I can see no difficult in reducing it- it seems easier than most of this kind.
Start by subtracting the first row from the second row and subtracting three times the first row from the third row.
Can you finish that?
Hello,
I need some help in this problem....
A = [1 -2 -1, 1 -3 0, 3 -8 -1] and let linear transformation T: R^3--> R^3 be defined by T(x) = Ax, where x = [ x1 x2 x3].
a) Determine rank(T) and nullity (T)
b) Determine bases for the range R(T) and the null space N(T).
(If N(T) = {[0 0 0]} state that N(T) has no basis)...
I know we have to use the Gauss Jordan to figure that matrix out but I am unable to reduce it properly, perhaps there is another way of doing it??
please help!
thanks!
thanks for the response Sir. When I started simplifying using Gauss Jordan I ended up getting---
x = 2(y) + z
z = y...If I consider 1st column as x, 2nd as y and 3rd column as z and then set three of these equations equal to 0...

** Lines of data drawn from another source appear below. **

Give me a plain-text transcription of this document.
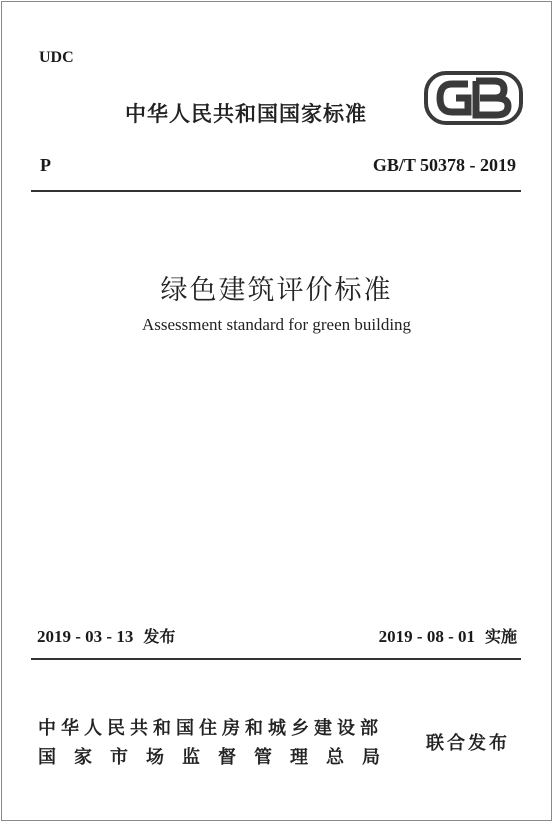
UDC
中华人民共和国国家标准
GB
P	GB/T 50378 - 2019
绿色建筑评价标准
Assessment standard for green building
2019 - 03 - 13 发布	2019 - 08 - 01 实施
中华人民共和国住房和城乡建设部
国家市场监督管理总局
联合发布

So the N(A), null space of A = Span {z [3 1 1] }
but then this is what I get when I simplify A, then how do I implement it on T(x) = Ax...and then find the rank and null space of T?...
Halls, your first row is incorrect. a13 should be -1.
vedicmath, how many non-zero rows did you end up with in rref(A)? that is the rank of A, so any two columns of A would be a basis (it is customary to choose the rows of A corresponding to the pivot columns of rref(A)).
what is the nullity of A, by the rank-nullity theorem? you have a spanning set, does it have the same number of elements as the dimension of the null space (that is one criterion for a basis)?